Les non-dits de l'économie

Comptes bancaires et chômage involontaire: quelle relation?

La Commission européenne vient de proposer des mesures pour faire en sorte que tous les individus qui souhaitent avoir un compte bancaire dans l’Union européenne puissent en détenir un correspondant à leurs besoins. Ces mesures, intégrées dans une proposition de directive du Parlement européen et du Conseil, sont censées augmenter l’inclusion financière ainsi que le degré de concurrence entre les banques au sein de l’Union européenne.

Or, à bien y regarder, ces mesures pourraient avoir deux objectifs non déclarés:

1) réduire les pratiques de soustraction fiscale, notamment lors des transactions de petit montant (ne dépassant pas 100 000 francs), étant donné l’anonymat des paiements effectués par la cession de billets de banque entre l’acheteur et le vendeur;

2) permettre aux banques d’augmenter leurs chiffres d’affaires, grâce à l’augmentation du nombre de comptes bancaires et, dès lors, du volume de liquidité à gérer, induisant vraisemblablement aussi plus de ventes de produits financiers de tout genre.

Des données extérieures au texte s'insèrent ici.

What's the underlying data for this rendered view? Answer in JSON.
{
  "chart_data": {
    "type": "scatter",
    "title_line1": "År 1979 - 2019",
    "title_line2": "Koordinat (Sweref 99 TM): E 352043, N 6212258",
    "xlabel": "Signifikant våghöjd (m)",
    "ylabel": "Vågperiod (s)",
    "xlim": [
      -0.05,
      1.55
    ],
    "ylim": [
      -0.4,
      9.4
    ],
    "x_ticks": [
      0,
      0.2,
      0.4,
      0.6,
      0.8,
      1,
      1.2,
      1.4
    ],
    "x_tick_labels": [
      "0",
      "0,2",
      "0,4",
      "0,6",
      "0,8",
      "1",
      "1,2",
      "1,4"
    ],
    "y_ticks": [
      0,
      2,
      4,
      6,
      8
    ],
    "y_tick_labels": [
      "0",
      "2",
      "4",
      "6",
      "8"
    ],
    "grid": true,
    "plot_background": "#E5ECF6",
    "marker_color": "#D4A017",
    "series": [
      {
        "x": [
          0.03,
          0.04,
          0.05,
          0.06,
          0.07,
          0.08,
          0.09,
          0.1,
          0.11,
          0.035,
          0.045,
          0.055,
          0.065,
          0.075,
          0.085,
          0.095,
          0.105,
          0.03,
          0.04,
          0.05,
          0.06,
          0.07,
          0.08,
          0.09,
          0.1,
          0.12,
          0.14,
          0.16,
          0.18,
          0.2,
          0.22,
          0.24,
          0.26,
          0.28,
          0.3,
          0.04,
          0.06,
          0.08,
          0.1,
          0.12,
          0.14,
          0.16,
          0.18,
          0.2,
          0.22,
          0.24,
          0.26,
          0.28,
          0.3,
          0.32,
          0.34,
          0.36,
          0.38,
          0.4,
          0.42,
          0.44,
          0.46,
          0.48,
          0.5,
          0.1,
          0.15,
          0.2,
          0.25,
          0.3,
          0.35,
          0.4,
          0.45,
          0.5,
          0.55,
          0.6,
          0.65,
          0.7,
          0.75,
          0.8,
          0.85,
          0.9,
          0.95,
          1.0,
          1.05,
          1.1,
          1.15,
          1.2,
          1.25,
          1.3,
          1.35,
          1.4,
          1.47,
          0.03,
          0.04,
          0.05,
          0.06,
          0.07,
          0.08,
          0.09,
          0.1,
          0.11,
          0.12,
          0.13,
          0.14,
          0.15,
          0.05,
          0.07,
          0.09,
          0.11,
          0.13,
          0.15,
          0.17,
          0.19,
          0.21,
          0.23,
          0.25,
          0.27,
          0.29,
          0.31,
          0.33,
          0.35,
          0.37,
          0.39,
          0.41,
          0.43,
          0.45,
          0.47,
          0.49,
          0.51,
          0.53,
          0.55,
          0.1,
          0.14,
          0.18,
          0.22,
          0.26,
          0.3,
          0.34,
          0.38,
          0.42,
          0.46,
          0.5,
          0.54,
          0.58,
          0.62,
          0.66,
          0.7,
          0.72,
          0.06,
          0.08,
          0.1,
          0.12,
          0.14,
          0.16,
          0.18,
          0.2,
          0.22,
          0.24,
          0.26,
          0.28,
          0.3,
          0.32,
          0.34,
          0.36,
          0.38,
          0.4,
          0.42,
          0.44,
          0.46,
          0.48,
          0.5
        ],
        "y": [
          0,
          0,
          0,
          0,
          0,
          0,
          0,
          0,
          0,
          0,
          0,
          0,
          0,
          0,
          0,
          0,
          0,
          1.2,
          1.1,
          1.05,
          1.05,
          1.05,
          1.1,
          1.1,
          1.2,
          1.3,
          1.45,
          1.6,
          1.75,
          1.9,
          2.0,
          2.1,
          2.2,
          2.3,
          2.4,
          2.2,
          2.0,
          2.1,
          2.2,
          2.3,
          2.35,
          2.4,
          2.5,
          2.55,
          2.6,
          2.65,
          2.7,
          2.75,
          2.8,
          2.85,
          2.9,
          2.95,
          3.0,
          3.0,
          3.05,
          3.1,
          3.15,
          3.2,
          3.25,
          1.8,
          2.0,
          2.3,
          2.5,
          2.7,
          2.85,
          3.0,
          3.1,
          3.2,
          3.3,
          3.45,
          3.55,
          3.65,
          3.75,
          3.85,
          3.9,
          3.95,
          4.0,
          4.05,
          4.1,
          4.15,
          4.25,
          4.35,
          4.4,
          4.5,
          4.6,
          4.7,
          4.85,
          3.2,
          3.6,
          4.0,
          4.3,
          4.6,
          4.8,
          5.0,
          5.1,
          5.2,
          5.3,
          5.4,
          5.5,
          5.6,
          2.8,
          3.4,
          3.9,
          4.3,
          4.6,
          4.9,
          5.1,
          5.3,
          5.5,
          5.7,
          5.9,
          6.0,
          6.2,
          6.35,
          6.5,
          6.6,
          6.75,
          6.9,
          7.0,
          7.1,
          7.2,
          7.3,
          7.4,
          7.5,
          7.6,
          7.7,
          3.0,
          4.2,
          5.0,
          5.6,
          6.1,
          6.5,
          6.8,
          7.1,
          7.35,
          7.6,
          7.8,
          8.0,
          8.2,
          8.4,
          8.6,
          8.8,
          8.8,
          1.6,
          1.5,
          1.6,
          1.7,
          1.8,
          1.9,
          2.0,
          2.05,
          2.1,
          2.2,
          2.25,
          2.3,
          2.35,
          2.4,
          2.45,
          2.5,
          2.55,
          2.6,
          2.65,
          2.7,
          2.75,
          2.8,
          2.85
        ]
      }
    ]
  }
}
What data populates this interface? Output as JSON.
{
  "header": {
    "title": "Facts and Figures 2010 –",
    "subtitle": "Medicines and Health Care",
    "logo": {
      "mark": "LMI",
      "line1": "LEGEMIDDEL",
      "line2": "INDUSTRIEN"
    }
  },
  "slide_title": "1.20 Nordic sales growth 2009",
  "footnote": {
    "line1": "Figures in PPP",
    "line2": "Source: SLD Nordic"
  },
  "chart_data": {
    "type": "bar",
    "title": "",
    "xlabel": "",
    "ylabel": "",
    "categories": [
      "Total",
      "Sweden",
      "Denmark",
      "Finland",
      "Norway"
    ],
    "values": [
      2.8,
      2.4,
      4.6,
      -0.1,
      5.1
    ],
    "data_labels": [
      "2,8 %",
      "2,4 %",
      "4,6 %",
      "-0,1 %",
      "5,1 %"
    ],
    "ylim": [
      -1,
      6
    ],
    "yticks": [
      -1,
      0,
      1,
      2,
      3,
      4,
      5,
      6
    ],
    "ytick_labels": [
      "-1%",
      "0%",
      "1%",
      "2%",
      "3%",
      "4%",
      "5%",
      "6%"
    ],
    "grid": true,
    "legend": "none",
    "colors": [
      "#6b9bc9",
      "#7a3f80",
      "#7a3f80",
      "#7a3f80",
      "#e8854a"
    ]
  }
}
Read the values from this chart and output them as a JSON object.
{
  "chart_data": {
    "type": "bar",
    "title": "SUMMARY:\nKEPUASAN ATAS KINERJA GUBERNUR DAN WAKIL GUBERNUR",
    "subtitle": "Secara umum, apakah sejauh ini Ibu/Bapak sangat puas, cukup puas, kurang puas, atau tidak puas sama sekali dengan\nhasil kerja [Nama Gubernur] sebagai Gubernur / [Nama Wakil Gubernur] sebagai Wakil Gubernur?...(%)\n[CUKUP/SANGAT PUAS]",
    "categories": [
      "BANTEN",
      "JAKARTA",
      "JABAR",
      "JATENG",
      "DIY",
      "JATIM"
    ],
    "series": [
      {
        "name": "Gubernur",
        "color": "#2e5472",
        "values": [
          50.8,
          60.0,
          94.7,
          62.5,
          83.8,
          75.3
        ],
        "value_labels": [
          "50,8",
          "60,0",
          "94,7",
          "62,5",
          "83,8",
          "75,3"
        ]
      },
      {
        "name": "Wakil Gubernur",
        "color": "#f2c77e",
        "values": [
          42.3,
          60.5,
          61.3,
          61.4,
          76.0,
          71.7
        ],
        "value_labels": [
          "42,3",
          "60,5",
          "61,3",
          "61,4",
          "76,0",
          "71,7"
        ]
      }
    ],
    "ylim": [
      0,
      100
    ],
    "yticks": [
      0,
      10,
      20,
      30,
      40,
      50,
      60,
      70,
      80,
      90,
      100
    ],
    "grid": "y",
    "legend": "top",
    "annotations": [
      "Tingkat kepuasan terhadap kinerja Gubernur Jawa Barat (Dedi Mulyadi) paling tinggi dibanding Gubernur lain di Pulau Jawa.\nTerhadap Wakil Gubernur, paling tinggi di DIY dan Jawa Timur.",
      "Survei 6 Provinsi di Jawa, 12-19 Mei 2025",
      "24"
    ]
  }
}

Si le premier objectif ignore les transactions de montant élevé (au-delà de 100 000 francs) et néglige donc la lutte contre la soustraction fiscale des contribuables les plus fortunés, le second objectif fait confiance – à nouveau – au mécanisme autorégulateur des marchés, en l’occurrence le marché bancaire, méprisant l’«évidence empirique» disponible après l’éclatement en 2008 de la crise financière globale.

Qui plus est, la Commission européenne feint d’ignorer que la majorité évidente des personnes n’ayant pas un compte bancaire dans l’Union européenne ont choisi librement de ne pas en avoir, soit parce qu’elles n’en ont pas besoin soit parce qu’elles utilisent le compte de quelqu’un d’autre, comme l’a révélé en 2012 une enquête de l’Eurobaromètre à la demande de la Commission européenne elle-même.

Si la Commission européenne s’intéressait à ces deux cas de figure, elle pourrait découvrir deux raisons fondamentales de lutter contre le chômage involontaire – un phénomène de société que les partisans des «réformes structurelles» sur le marché du travail ignorent encore de nos jours, au grand dam de toutes les personnes qui ne travaillent pas malgré elles.